Toute la vulgarité, l’obscénité du monde actuel réside non dans les choses et leur mention en ”N’EST PAS X”, donc leur mention crue, mais seulement PAR LE MENTAL ou le sentiment qu’on en a et qu’on propage par l’OPINION, la SAISIE. Ce monde actuel est un parfait MONOTHÉISME UNILATÉRAL RÉPUBLICAIN, PROCHAINE TYRANNIE COMPLÈTE.
La mention en ”N’EST PAS X” indique que le champ est ouvert et sans limite, et la formule entière revient à dire que les choses ne sont que des pointages, des évidences sur les choses, elles sont dépourvues d’être en et par soi.
L’opinion se nourrit uniquement de choses de la Racine du Mal : la dualité du Dedans et du Dehors, qui engendre la saisie, comme la dualité du manque et du reste.
« Comment arrêter cette saisie ? En recourant à l’introuvable, car dans l’introuvable il n’y a pas de saisie. Qu’est-ce que l’introuvable ? La fin du dualisme. Qu’est-ce que le dualisme ? La vision d’un dedans et d’un dehors, lesquels sont introuvables ». (Soûtra de la Liberté inconcevable, chapitre V, 14)
Dans cette vulgarité et obscénité du monde dans le Dedans et le Dehors, se situe la peur, cette pensée duelle contenant le Dehors : la peur de ce que l’autre, le Dehors, peut faire, dire, penser, tous des opinions qui engendrent la saisie et donc la peur provoqué par ce Dehors : « Les ennuis ne surgissent que lorsqu’il y a un autre que soi-même.
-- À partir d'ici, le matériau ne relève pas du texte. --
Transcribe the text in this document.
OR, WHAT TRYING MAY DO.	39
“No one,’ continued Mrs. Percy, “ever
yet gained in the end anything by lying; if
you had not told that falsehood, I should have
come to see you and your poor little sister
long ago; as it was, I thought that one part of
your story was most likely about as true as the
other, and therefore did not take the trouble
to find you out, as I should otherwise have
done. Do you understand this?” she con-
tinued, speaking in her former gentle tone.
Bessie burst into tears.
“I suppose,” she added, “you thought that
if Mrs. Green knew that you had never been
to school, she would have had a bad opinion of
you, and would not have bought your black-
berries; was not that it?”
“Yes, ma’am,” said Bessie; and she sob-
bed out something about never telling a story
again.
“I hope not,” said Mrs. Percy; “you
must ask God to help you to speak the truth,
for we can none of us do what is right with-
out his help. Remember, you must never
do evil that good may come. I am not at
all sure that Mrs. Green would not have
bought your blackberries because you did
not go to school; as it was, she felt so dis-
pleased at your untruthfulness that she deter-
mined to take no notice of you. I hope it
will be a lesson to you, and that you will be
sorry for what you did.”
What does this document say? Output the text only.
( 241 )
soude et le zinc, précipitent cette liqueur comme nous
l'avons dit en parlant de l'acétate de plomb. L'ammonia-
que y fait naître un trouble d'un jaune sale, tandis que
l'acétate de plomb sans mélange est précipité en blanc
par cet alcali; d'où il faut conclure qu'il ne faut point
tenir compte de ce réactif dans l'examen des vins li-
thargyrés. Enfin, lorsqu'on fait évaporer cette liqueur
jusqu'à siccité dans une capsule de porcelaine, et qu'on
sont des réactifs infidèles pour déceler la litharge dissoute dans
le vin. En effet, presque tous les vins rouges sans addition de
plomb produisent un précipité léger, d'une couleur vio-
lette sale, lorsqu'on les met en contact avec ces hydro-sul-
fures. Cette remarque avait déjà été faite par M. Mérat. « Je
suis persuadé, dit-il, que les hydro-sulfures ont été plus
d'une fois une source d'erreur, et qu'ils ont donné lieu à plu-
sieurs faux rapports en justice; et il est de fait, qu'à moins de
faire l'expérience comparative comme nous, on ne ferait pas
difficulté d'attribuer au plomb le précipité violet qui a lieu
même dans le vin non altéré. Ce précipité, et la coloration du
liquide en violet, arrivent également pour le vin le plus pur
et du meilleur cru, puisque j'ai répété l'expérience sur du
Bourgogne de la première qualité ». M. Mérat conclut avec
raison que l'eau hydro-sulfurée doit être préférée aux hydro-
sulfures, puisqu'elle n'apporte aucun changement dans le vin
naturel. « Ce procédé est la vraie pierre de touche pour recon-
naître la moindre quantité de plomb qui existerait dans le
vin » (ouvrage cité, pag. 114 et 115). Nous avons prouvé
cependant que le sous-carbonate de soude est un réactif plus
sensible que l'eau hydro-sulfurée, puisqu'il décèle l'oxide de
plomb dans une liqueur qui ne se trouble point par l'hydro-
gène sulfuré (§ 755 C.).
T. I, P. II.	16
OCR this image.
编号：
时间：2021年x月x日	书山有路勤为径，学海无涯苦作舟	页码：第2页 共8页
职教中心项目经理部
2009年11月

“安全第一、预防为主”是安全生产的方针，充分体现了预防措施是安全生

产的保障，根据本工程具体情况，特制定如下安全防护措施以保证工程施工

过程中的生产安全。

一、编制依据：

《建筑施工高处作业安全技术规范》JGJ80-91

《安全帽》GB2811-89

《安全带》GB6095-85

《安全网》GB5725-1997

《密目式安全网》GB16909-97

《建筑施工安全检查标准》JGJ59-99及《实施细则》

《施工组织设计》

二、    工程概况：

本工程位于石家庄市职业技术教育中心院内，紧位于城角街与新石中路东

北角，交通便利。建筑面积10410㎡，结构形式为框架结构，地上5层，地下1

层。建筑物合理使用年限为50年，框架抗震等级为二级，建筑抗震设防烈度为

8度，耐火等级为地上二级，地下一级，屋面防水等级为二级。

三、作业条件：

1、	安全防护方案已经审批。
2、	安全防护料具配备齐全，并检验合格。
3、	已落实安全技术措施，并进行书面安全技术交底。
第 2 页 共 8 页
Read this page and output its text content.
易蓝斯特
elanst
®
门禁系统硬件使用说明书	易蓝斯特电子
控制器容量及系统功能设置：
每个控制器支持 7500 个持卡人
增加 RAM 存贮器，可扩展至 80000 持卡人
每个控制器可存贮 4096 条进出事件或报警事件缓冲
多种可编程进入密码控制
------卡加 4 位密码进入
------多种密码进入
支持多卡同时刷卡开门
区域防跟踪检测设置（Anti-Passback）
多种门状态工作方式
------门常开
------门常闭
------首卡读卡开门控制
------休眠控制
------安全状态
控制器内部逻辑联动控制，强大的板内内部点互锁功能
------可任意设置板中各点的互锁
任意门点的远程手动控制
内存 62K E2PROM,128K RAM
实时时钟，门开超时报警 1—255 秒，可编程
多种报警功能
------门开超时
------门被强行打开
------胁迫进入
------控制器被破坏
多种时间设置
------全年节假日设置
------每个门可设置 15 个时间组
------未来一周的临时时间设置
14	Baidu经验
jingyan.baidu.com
Lorsqu’on réalise que l’âtman [le Soi et soi] est unique, il n’existe plus de second, et il n’y a donc plus de raisons d’avoir peur ». (Ramana Maharshi 58, 4-7-1935).
Les ennuis ne surgissent que par le démon de l’identification, cette SAISIE SUPÉRIEURE qui tente D’IDENTIFIER ce qui est Réel, lequel Réel étant précisément ce qui, pour être sans copie (Il n’est pas un ‘moi’ à côté d’autres ‘toi’), demeure réfractaire à toute entreprise d’identification.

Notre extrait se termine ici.